Understanding SMT
SMT - Simultaneous MultiThreading
The following information has come from z14-z15 machine data. More information to come for the z16 machines!
- SMT Introduction
- SMT Performance vs Capacity
- SMT and Cache
- SMT and Chargeback
- Tips for running with SMT
- Conclusions
SMT Introduction:
- The objective of SMT is to better utilize the core processor.
- When workloads are waiting for L1 cache to be populated from other parts of cache/memory, processor cycles are 'wasted'. These cycles could be utilized by having a second thread to the core that could do work while the first thread is idle waiting for cache.
- With SMT and cache, it is critical that all engines in an LPAR are in the same book.
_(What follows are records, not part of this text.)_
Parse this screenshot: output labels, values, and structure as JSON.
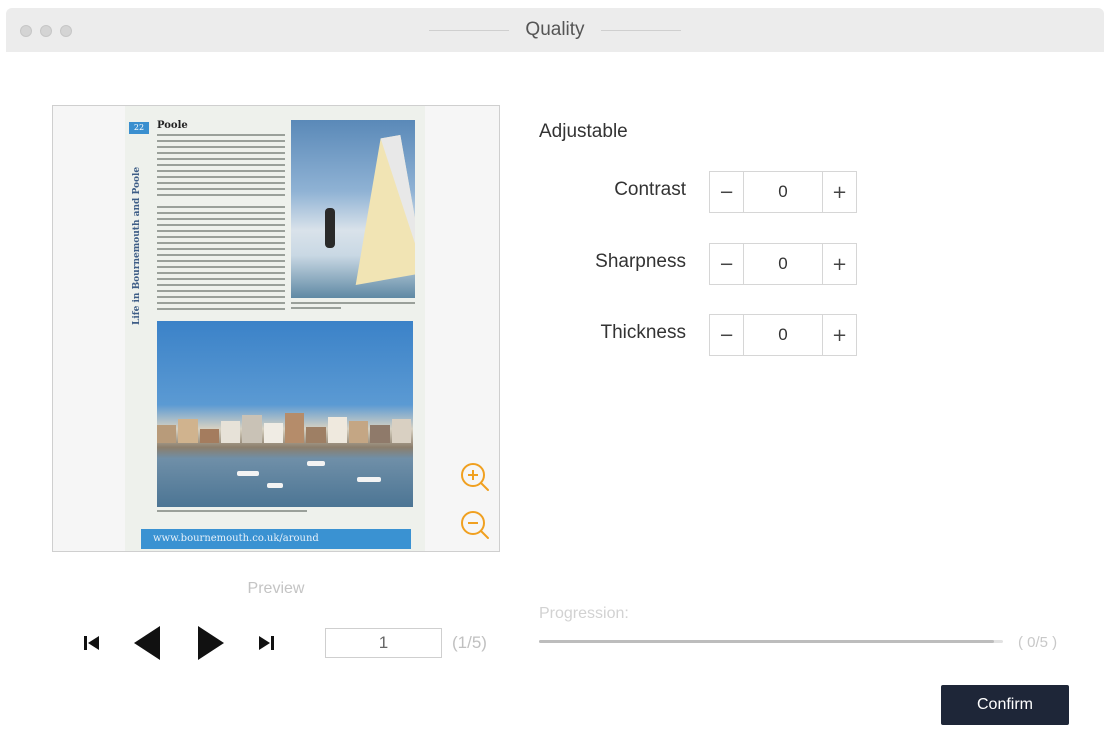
{
  "window": {
    "title": "Quality"
  },
  "preview": {
    "label": "Preview",
    "document": {
      "page_number": "22",
      "side_title": "Life in Bournemouth and Poole",
      "heading": "Poole",
      "footer_url": "www.bournemouth.co.uk/around"
    },
    "zoom_in_icon": "zoom-in-icon",
    "zoom_out_icon": "zoom-out-icon"
  },
  "navigation": {
    "first_icon": "skip-first-icon",
    "prev_icon": "previous-icon",
    "next_icon": "next-icon",
    "last_icon": "skip-last-icon",
    "current_page": "1",
    "total_label": "(1/5)"
  },
  "adjustable": {
    "title": "Adjustable",
    "rows": [
      {
        "label": "Contrast",
        "value": "0",
        "minus": "−",
        "plus": "+"
      },
      {
        "label": "Sharpness",
        "value": "0",
        "minus": "−",
        "plus": "+"
      },
      {
        "label": "Thickness",
        "value": "0",
        "minus": "−",
        "plus": "+"
      }
    ]
  },
  "progression": {
    "label": "Progression:",
    "count": "( 0/5 )",
    "progress": 0.98
  },
  "actions": {
    "confirm_label": "Confirm"
  },
  "colors": {
    "accent_orange": "#f0a020",
    "confirm_bg": "#1e2638",
    "nav_icon": "#111111"
  }
}
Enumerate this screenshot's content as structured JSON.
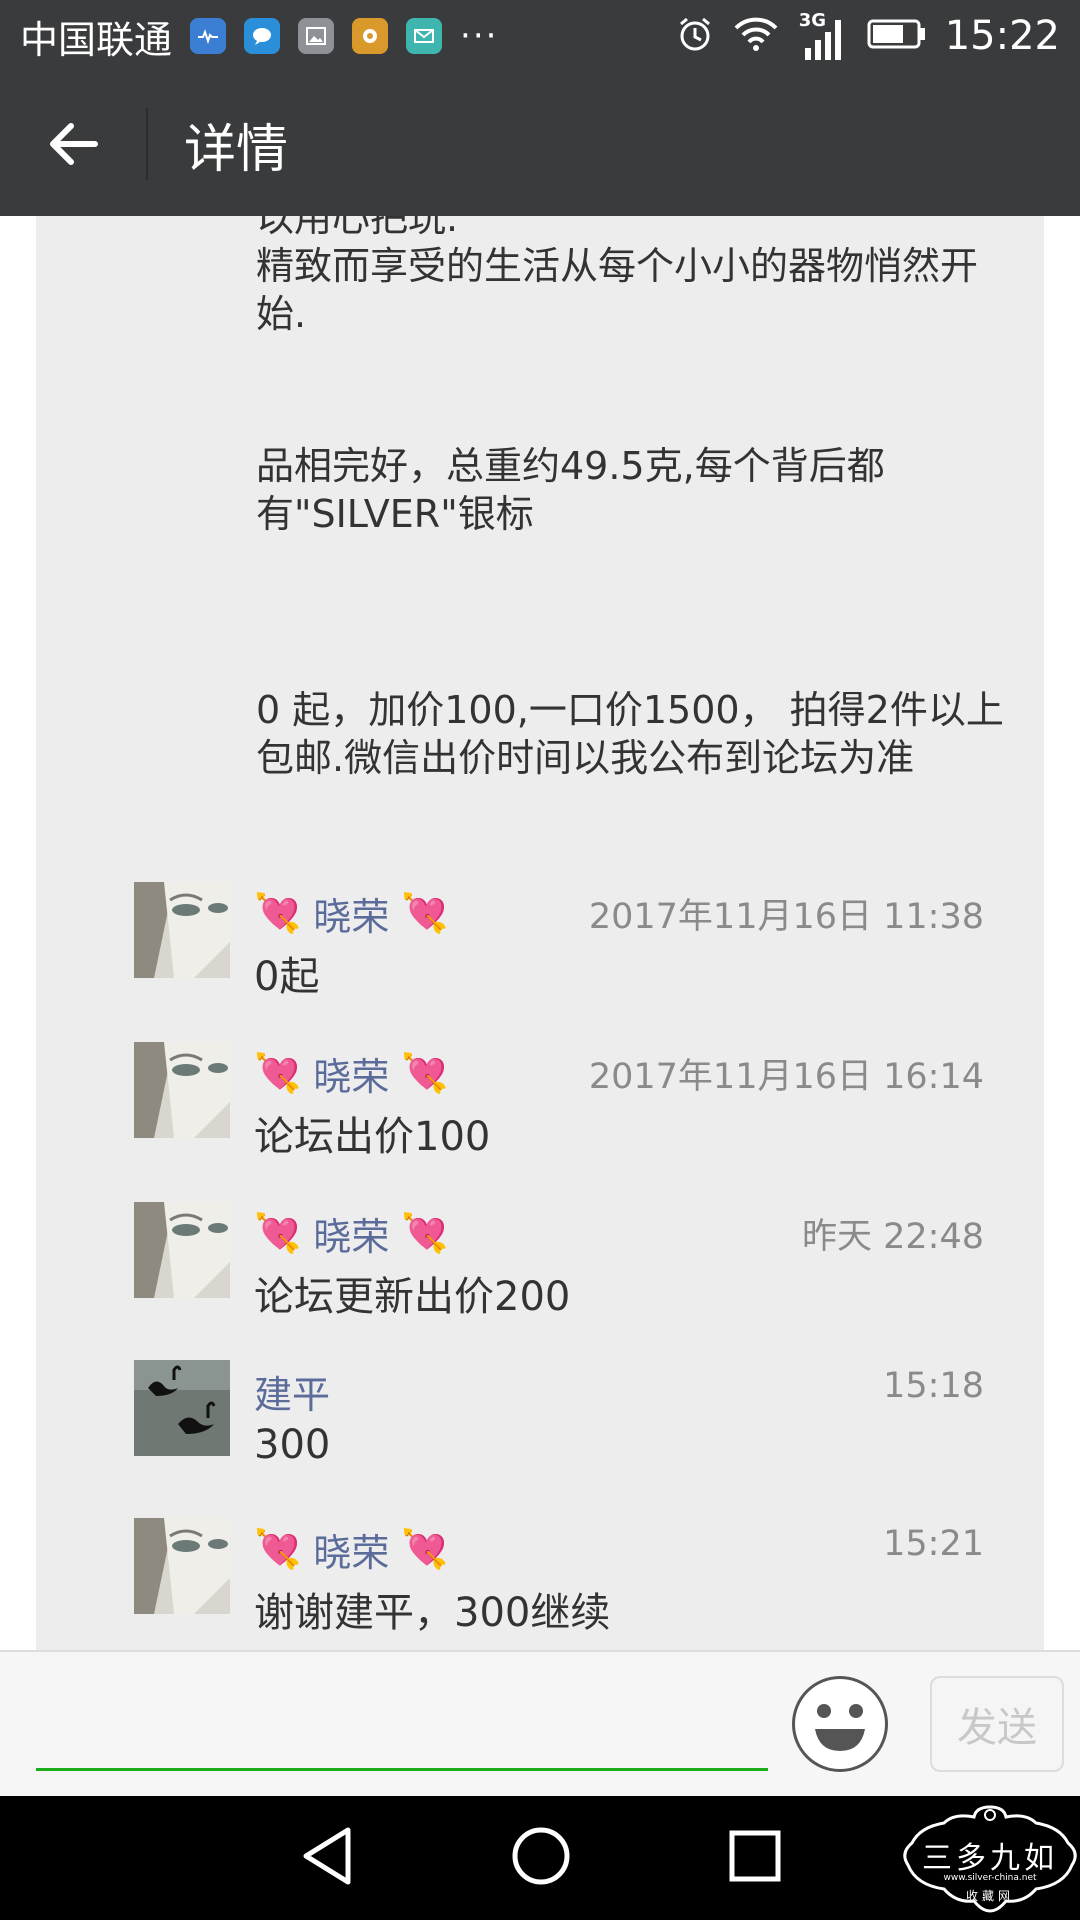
{
  "status_bar": {
    "carrier": "中国联通",
    "more": "···",
    "time": "15:22",
    "network": "3G"
  },
  "app_bar": {
    "title": "详情"
  },
  "post": {
    "lines": [
      "以用心把玩.",
      "精致而享受的生活从每个小小的器物悄然开始.",
      "品相完好，总重约49.5克,每个背后都有\"SILVER\"银标",
      "0 起，加价100,一口价1500， 拍得2件以上包邮.微信出价时间以我公布到论坛为准"
    ]
  },
  "comments": [
    {
      "name": "晓荣",
      "heart": "💘",
      "time": "2017年11月16日 11:38",
      "text": "0起",
      "avatar": "portrait"
    },
    {
      "name": "晓荣",
      "heart": "💘",
      "time": "2017年11月16日 16:14",
      "text": "论坛出价100",
      "avatar": "portrait"
    },
    {
      "name": "晓荣",
      "heart": "💘",
      "time": "昨天 22:48",
      "text": "论坛更新出价200",
      "avatar": "portrait"
    },
    {
      "name": "建平",
      "heart": "",
      "time": "15:18",
      "text": "300",
      "avatar": "swans"
    },
    {
      "name": "晓荣",
      "heart": "💘",
      "time": "15:21",
      "text": "谢谢建平，300继续",
      "avatar": "portrait"
    }
  ],
  "input_bar": {
    "input_value": "",
    "send_label": "发送"
  },
  "watermark": {
    "text": "三多九如",
    "url": "www.silver-china.net",
    "sub": "收藏网"
  },
  "colors": {
    "accent_green": "#1aad19",
    "name_blue": "#5b6b9a",
    "bar_dark": "#3a3b3d"
  }
}
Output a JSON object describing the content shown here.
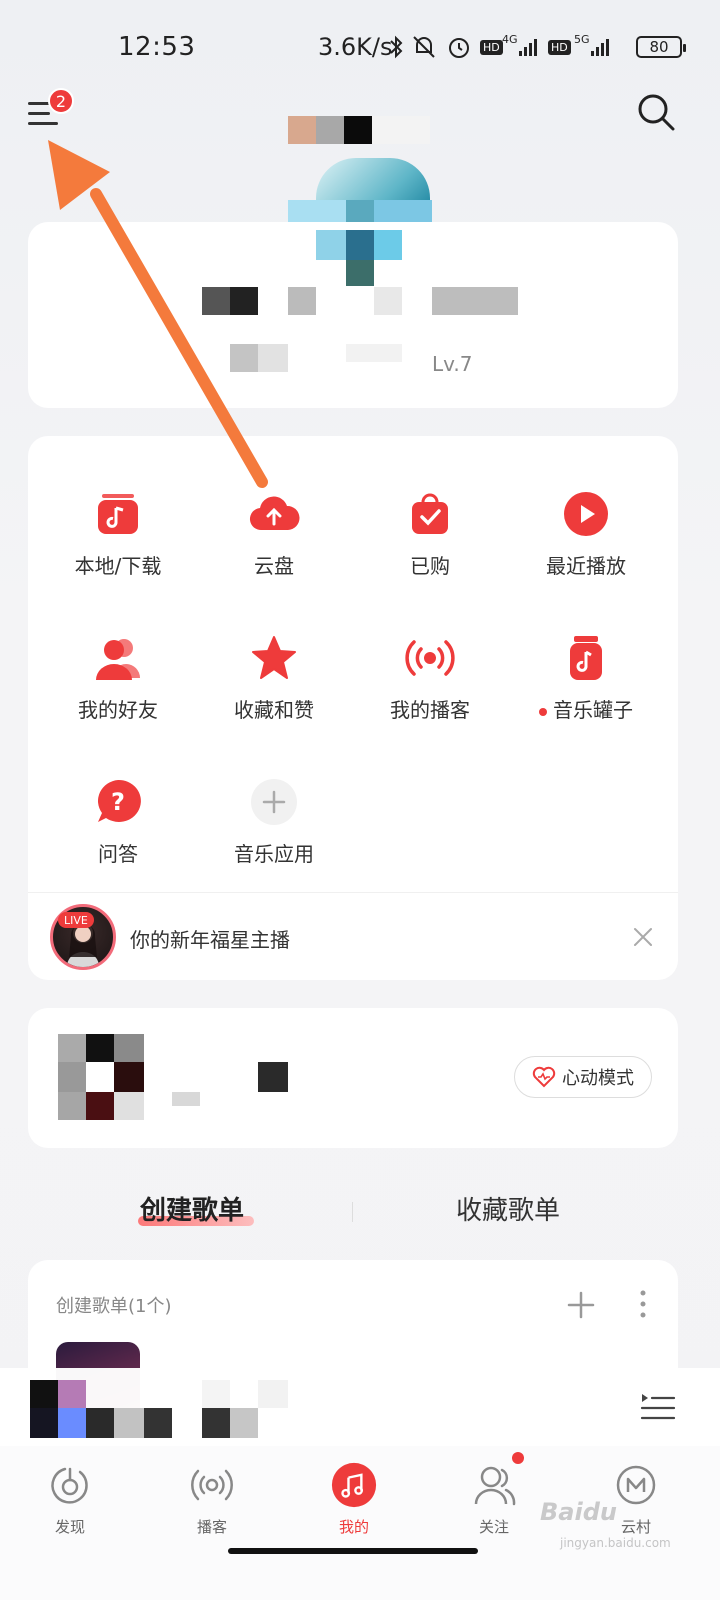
{
  "status_bar": {
    "time": "12:53",
    "net_speed": "3.6K/s",
    "network_1": "4G",
    "network_2": "5G",
    "hd_label": "HD",
    "battery": "80"
  },
  "header": {
    "menu_badge": "2"
  },
  "profile": {
    "level": "Lv.7"
  },
  "grid": {
    "items": [
      {
        "label": "本地/下载"
      },
      {
        "label": "云盘"
      },
      {
        "label": "已购"
      },
      {
        "label": "最近播放"
      },
      {
        "label": "我的好友"
      },
      {
        "label": "收藏和赞"
      },
      {
        "label": "我的播客"
      },
      {
        "label": "音乐罐子"
      },
      {
        "label": "问答"
      },
      {
        "label": "音乐应用"
      }
    ]
  },
  "live_banner": {
    "tag": "LIVE",
    "text": "你的新年福星主播"
  },
  "heart_mode": {
    "label": "心动模式"
  },
  "playlist_tabs": {
    "created": "创建歌单",
    "collected": "收藏歌单"
  },
  "playlist_section": {
    "header": "创建歌单(1个)"
  },
  "bottom_nav": {
    "items": [
      {
        "label": "发现"
      },
      {
        "label": "播客"
      },
      {
        "label": "我的"
      },
      {
        "label": "关注"
      },
      {
        "label": "云村"
      }
    ]
  },
  "watermark": {
    "brand": "Baidu",
    "sub": "jingyan.baidu.com"
  },
  "colors": {
    "accent": "#ee3b3b",
    "arrow": "#f47a3c"
  }
}
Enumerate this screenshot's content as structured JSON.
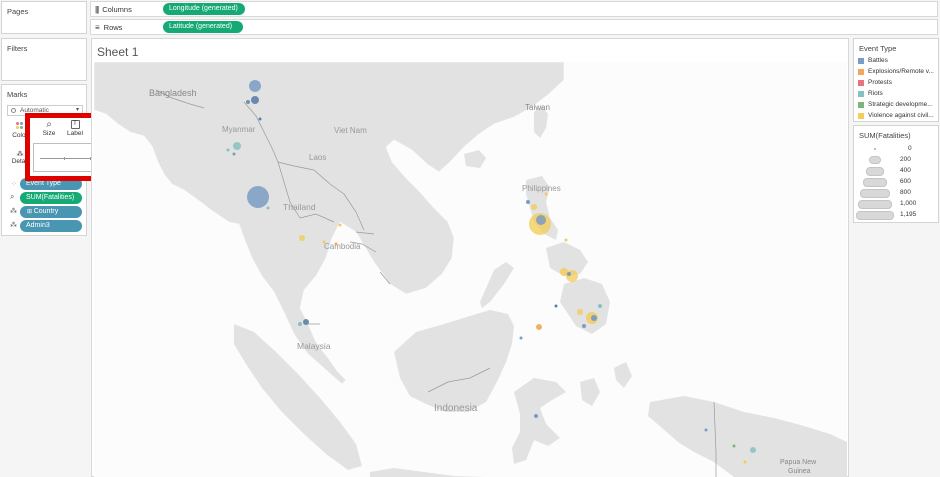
{
  "pages_panel": {
    "title": "Pages"
  },
  "columns_shelf": {
    "label": "Columns",
    "pill": "Longitude (generated)"
  },
  "rows_shelf": {
    "label": "Rows",
    "pill": "Latitude (generated)"
  },
  "filters_panel": {
    "title": "Filters"
  },
  "marks_panel": {
    "title": "Marks",
    "mark_type": "Automatic",
    "buttons": [
      {
        "label": "Color",
        "icon": "color-dots-icon"
      },
      {
        "label": "Size",
        "icon": "size-icon"
      },
      {
        "label": "Label",
        "icon": "label-icon"
      },
      {
        "label": "Detail",
        "icon": "detail-icon"
      }
    ],
    "pills": [
      {
        "label": "Event Type",
        "icon": "color-dots-icon",
        "color": "#4996b2"
      },
      {
        "label": "SUM(Fatalities)",
        "icon": "size-icon",
        "color": "#14a975"
      },
      {
        "label": "Country",
        "icon": "detail-icon",
        "color": "#4996b2"
      },
      {
        "label": "Admin3",
        "icon": "detail-icon",
        "color": "#4996b2"
      }
    ],
    "size_slider": {
      "value": 0.7
    }
  },
  "sheet": {
    "title": "Sheet 1"
  },
  "map": {
    "labels": {
      "bangladesh": "Bangladesh",
      "taiwan": "Taiwan",
      "myanmar": "Myanmar",
      "vietnam": "Viet Nam",
      "laos": "Laos",
      "philippines": "Philippines",
      "thailand": "Thailand",
      "cambodia": "Cambodia",
      "malaysia": "Malaysia",
      "indonesia": "Indonesia",
      "png": "Papua New Guinea"
    }
  },
  "event_legend": {
    "title": "Event Type",
    "items": [
      {
        "label": "Battles",
        "color": "#7b9cc3"
      },
      {
        "label": "Explosions/Remote v...",
        "color": "#f1a85a"
      },
      {
        "label": "Protests",
        "color": "#e8737a"
      },
      {
        "label": "Riots",
        "color": "#86c2bd"
      },
      {
        "label": "Strategic developme...",
        "color": "#7db479"
      },
      {
        "label": "Violence against civil...",
        "color": "#f2cd5d"
      }
    ]
  },
  "size_legend": {
    "title": "SUM(Fatalities)",
    "items": [
      "0",
      "200",
      "400",
      "600",
      "800",
      "1,000",
      "1,195"
    ]
  },
  "highlight": {
    "color": "#e00000"
  }
}
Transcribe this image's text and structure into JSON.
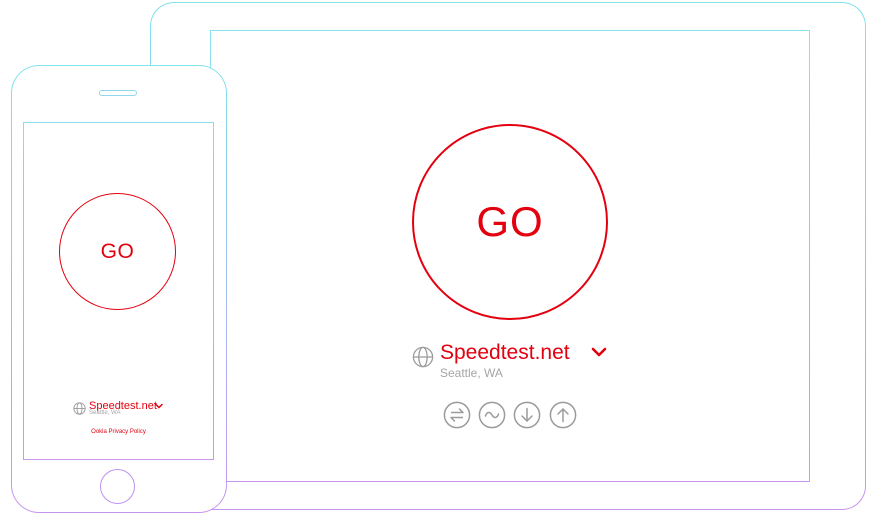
{
  "colors": {
    "accent": "#e3000f",
    "muted_text": "#a5a5a5",
    "icon_gray": "#9b9b9b",
    "frame_gradient_top": "#7fe3ec",
    "frame_gradient_bottom": "#c893ef"
  },
  "tablet": {
    "go_label": "GO",
    "server_name": "Speedtest.net",
    "server_location": "Seattle, WA",
    "icons": [
      "connections-icon",
      "ping-icon",
      "download-icon",
      "upload-icon"
    ]
  },
  "phone": {
    "go_label": "GO",
    "server_name": "Speedtest.net",
    "server_location": "Seattle, WA",
    "privacy_link": "Ookla Privacy Policy"
  }
}
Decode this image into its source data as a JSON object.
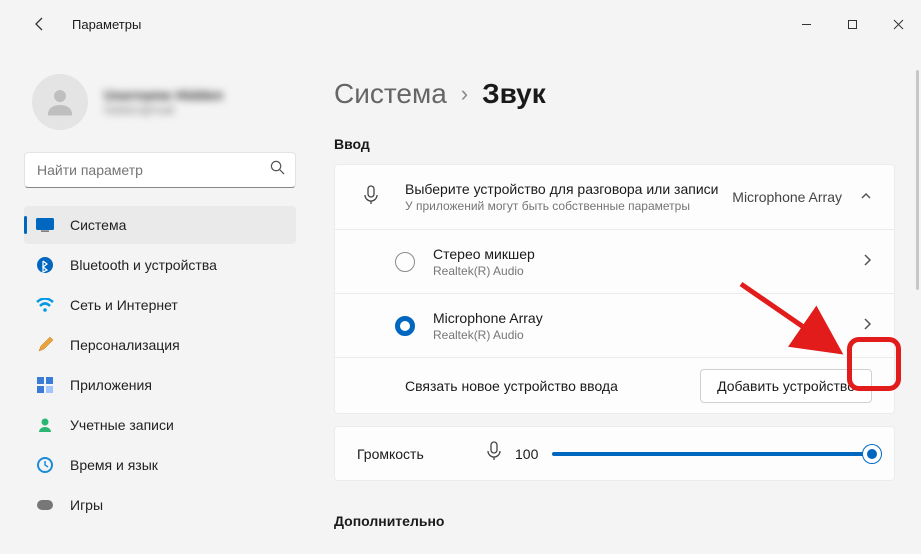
{
  "app": {
    "title": "Параметры"
  },
  "profile": {
    "name": "Username Hidden",
    "email": "hidden@mail"
  },
  "search": {
    "placeholder": "Найти параметр"
  },
  "nav": [
    {
      "label": "Система",
      "selected": true
    },
    {
      "label": "Bluetooth и устройства"
    },
    {
      "label": "Сеть и Интернет"
    },
    {
      "label": "Персонализация"
    },
    {
      "label": "Приложения"
    },
    {
      "label": "Учетные записи"
    },
    {
      "label": "Время и язык"
    },
    {
      "label": "Игры"
    }
  ],
  "breadcrumb": {
    "parent": "Система",
    "current": "Звук"
  },
  "section_input": "Ввод",
  "input_device": {
    "title": "Выберите устройство для разговора или записи",
    "subtitle": "У приложений могут быть собственные параметры",
    "value": "Microphone Array"
  },
  "devices": [
    {
      "name": "Стерео микшер",
      "driver": "Realtek(R) Audio",
      "selected": false
    },
    {
      "name": "Microphone Array",
      "driver": "Realtek(R) Audio",
      "selected": true
    }
  ],
  "pair": {
    "label": "Связать новое устройство ввода",
    "button": "Добавить устройство"
  },
  "volume": {
    "label": "Громкость",
    "value": "100"
  },
  "section_more": "Дополнительно"
}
If the LPAR has multiple engines across books, it will affect the efficiency of the cache and most likely negatively affect performance.
- The IBM Monitor provides metrics at the system level and the user level to assist in understanding how SMT impacts the system. There is also PRCMFC (mainframe cache statistics) data that shows the impact of two threads on the hardware cache, see Understanding MFC Data for more information. zVPS has been enhanced to utilize and expose these new metrics for every processor from z196 to current z16.
- Note:
- You must have Measurement Facility turned on in the LPAR to collect the correct records for PRCMFC data - See Enabling CPUMFC Records
- SMT must be enabled - add the statement MULTITHreading ENAble TYPE IFL 2 to the SYSTEM CONFIG (see the CP Planning and Administration Guide for more information)
- From a class A privilege machine - the command SET MULTITHREAD TYPE xxx nn can be used to adjust threads
- Use the ESAHDR report (below) to verify that SMT is enabled and is using two threads.
- With performance and SMT, there are two sets of counters. From the hardware perspective, there is one core with two threads. From the zVM perspective, there are just threads (which it considers cores). This means on the screens/reports, it is important to know which perspective is being reflected or the numbers could be confusing. For example, ESALPAR shows the hardware perspective (cores) and ESACPUU shows the zVM perspective (threads).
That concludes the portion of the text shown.